Panorama du Médecin, 24 novembre 2008
En 2005, plus de 9 000 enfants ont effectué un premier test de plombémie, soit trois fois plus qu’en 1995. Le dépistage du saturnisme - intoxication au plomb qui, selon son importance, provoque des troubles réversibles (anémie, troubles digestifs…) ou irréversibles (atteinte du système nerveux, encéphalopathie…) - a donc progressé.
Autre constat : en 10 ans, la proportion de cas de saturnisme parmi les enfants dépistés a baissé, passant de 24 % en 1995 à 4,7 % en 2005. Cette diminution pourrait s’expliquer par la suppression de l’essence plombée, la diminution des concentrations en plomb dans l’alimentation et le traitement des eaux usées de distribution.

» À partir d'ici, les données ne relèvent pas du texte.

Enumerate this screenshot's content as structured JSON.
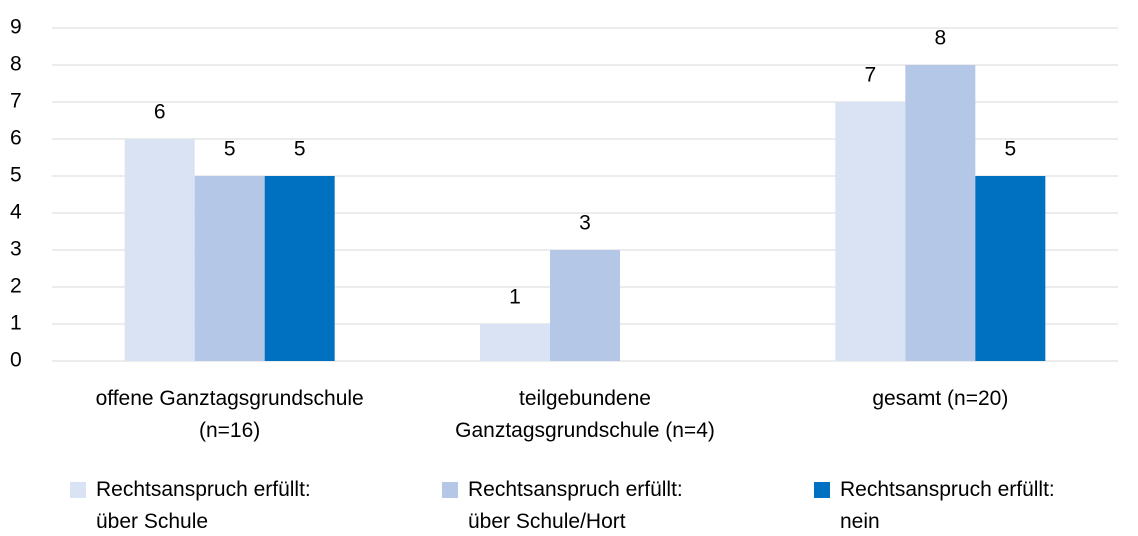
{
  "chart_data": {
    "type": "bar",
    "categories": [
      "offene Ganztagsgrundschule\n(n=16)",
      "teilgebundene\nGanztagsgrundschule (n=4)",
      "gesamt (n=20)"
    ],
    "series": [
      {
        "name": "Rechtsanspruch erfüllt:\nüber Schule",
        "color": "#dae3f3",
        "values": [
          6,
          1,
          7
        ]
      },
      {
        "name": "Rechtsanspruch erfüllt:\nüber Schule/Hort",
        "color": "#b4c7e7",
        "values": [
          5,
          3,
          8
        ]
      },
      {
        "name": "Rechtsanspruch erfüllt:\nnein",
        "color": "#0070c0",
        "values": [
          5,
          null,
          5
        ]
      }
    ],
    "ylim": [
      0,
      9
    ],
    "yticks": [
      0,
      1,
      2,
      3,
      4,
      5,
      6,
      7,
      8,
      9
    ],
    "grid": true,
    "legend": "bottom"
  }
}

La découverte d’environ 500 cas de saturnisme chaque année indique cependant qu’il persiste « des situations de surexposition de l’enfant qui doivent être repérées afin d’agir sur les conditions de vie », soulignent les auteurs. La présence de peinture au plomb dans le logement familial reste en effet un facteur de risque prépondérant.
* Source : Bulletin épidémiologique hebdomadaire (BEH) n°44 du 18/11/08.